Ce que confirment les garçons qui viennent de rejoindre la chanteuse. "C'était autre chose et il fallait apprivoiser cette nouveauté. On ne pouvait pas faire comme si rien ne s'était passé" ajoute Costa. "De plus, cette chute nous a obligé à annuler la tournée que nous devions faire" précise Fever. "Tout cela a finalement servi l'ensemble d'une manière que l'on ne subodorait pas alors" analyse-t-il avec le recul. Comme un signe du destin, ils acceptent cette nouvelle donne et retravaillent la douzaine de titres de cet album qu'ils baptisent du nom de ce malencontreux accident. Preuve qu'inconsciemment, ils savaient ce qui se jouait alors. Fever en profite même pour s'atteler à la partie graphique de Fracture, du visuel de l'album (un somptueux quatre volets aux jaunes étincelants, aux bleus saturés et au gris chaleureux) aux annonces presses, affiches... etc.

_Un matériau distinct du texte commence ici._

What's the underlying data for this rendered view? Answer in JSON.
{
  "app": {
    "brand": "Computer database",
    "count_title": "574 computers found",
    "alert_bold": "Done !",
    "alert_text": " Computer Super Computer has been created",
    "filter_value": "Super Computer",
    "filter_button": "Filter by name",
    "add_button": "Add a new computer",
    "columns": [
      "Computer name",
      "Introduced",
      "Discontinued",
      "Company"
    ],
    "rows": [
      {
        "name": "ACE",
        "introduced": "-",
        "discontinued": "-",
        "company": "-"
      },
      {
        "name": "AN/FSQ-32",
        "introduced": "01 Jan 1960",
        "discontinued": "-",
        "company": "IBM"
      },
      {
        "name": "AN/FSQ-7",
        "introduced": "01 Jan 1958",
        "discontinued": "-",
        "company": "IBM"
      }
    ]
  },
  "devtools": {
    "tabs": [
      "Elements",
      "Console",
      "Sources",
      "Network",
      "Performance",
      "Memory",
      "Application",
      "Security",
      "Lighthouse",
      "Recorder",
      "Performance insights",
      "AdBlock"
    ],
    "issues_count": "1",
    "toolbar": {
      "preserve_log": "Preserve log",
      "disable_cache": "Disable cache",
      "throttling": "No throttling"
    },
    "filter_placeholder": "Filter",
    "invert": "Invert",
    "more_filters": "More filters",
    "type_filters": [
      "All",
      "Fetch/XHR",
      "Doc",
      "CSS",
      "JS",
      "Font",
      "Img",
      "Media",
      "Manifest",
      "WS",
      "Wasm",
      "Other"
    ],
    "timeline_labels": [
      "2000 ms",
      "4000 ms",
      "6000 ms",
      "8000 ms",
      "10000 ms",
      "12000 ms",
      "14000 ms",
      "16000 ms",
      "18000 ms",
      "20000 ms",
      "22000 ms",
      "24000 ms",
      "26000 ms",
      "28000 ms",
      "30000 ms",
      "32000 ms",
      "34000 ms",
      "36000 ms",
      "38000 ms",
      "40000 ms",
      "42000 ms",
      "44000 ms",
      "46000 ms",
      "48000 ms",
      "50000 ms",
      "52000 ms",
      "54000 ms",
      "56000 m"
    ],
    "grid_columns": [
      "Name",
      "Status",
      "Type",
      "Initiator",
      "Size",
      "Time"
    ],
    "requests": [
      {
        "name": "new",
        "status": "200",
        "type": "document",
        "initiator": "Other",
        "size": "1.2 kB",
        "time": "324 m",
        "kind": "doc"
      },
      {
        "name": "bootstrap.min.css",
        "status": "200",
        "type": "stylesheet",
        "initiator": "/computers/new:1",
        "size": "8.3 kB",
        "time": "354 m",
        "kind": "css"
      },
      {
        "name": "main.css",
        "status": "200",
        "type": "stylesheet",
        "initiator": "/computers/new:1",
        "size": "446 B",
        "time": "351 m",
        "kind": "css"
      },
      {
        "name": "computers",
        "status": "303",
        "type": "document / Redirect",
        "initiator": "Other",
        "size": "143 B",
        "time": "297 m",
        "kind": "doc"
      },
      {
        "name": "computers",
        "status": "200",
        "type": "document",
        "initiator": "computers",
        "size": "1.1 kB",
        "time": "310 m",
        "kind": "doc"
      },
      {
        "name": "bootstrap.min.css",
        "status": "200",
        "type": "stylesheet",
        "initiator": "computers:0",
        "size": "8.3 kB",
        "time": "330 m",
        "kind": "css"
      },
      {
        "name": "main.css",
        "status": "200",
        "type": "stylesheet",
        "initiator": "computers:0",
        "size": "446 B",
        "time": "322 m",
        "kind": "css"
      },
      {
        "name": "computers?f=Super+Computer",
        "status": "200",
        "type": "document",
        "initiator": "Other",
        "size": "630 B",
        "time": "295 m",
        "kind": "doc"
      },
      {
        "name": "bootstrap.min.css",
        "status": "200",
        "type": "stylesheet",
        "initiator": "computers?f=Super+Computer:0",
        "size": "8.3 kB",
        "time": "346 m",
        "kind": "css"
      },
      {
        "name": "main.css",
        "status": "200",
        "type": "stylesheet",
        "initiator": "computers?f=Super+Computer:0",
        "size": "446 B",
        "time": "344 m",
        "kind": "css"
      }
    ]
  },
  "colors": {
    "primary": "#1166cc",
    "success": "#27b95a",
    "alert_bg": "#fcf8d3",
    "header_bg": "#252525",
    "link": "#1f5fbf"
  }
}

Leur propre matière sonore

Remaniée, cette douzaine de titres ouvre de nouveaux horizons au groupe. Pour la première fois, Drean profitant de ce break inattendu, tirant parti de cette fracture, s'autorise à écrire en créole. "Sur Paradis Thématik, j'avais enregistré Mahavel, un titre qui n'est pas de moi. J'étais comme effrayée par cette langue qu'ont si bien servie Alain Peters ou Danyel Waro, pour ne citer qu'eux. Là, je signe trois titres en créole : Coz, un berceuse pour mon fils, Cok Racé et Pendyé" explique cette créole blanche dont la famille est originaire de métropole, d'Afrique et de Madagascar.

Dommage pour la carte postale et heureux présage quant à la singularité du personnage. A la voir sur scène, on pourrait facilement imaginer qu'elle est née dans une rave avec un cœur qui bat la chamade à 180 bpm minimum. Il n'en est rien. Drean a fait partie 20 ans durant, de l'ensemble folklorique de la Réunion. "Naturellement, à une époque j'ai rejeté tout cela, mais maintenant c'est digéré et ça peut venir nourrir nos compos …mais dans une approche toujours très personnelle". Au kayamb ou au bobre (arc musical cousin du bérimbau brésilien), Drean s'autorise sa propre grammaire. "Au kayamb, je passe du ternaire au binaire. Je ne suis pas dans la tradition maloya".

"Ce qui nous intéresse c'est de faire notre cuisine avec des ingrédients qui nous soient personnels" rebondit Costa. "On est notre propre matière sonore. Si on a envie d'une boucle, d'un son, on le fait. On ne va pas piocher chez les autres". Cette "patte" est renforcée par la cohérence du trio qui a, au fil des ans et des rencontres (avec les Marseillais de WatchaClan, les Sud-Africains de The Constructus Corporation ou les Parisiens d'Interlope...) a acquis une aisance et une complicité appréciable. Sur scène, Drean n'hésite pas à s'effacer pour laisser les deux mâles qui se sont rencontrés au service militaire, s'affronter dans d'énergiques improvisations fort appréciées par le public. Au-delà du rappel, ce dernier continue d'ailleurs à applaudir ces trois musiciens tout droit venus des chaleurs de l'été indien, affronter l'hiver métropolitain.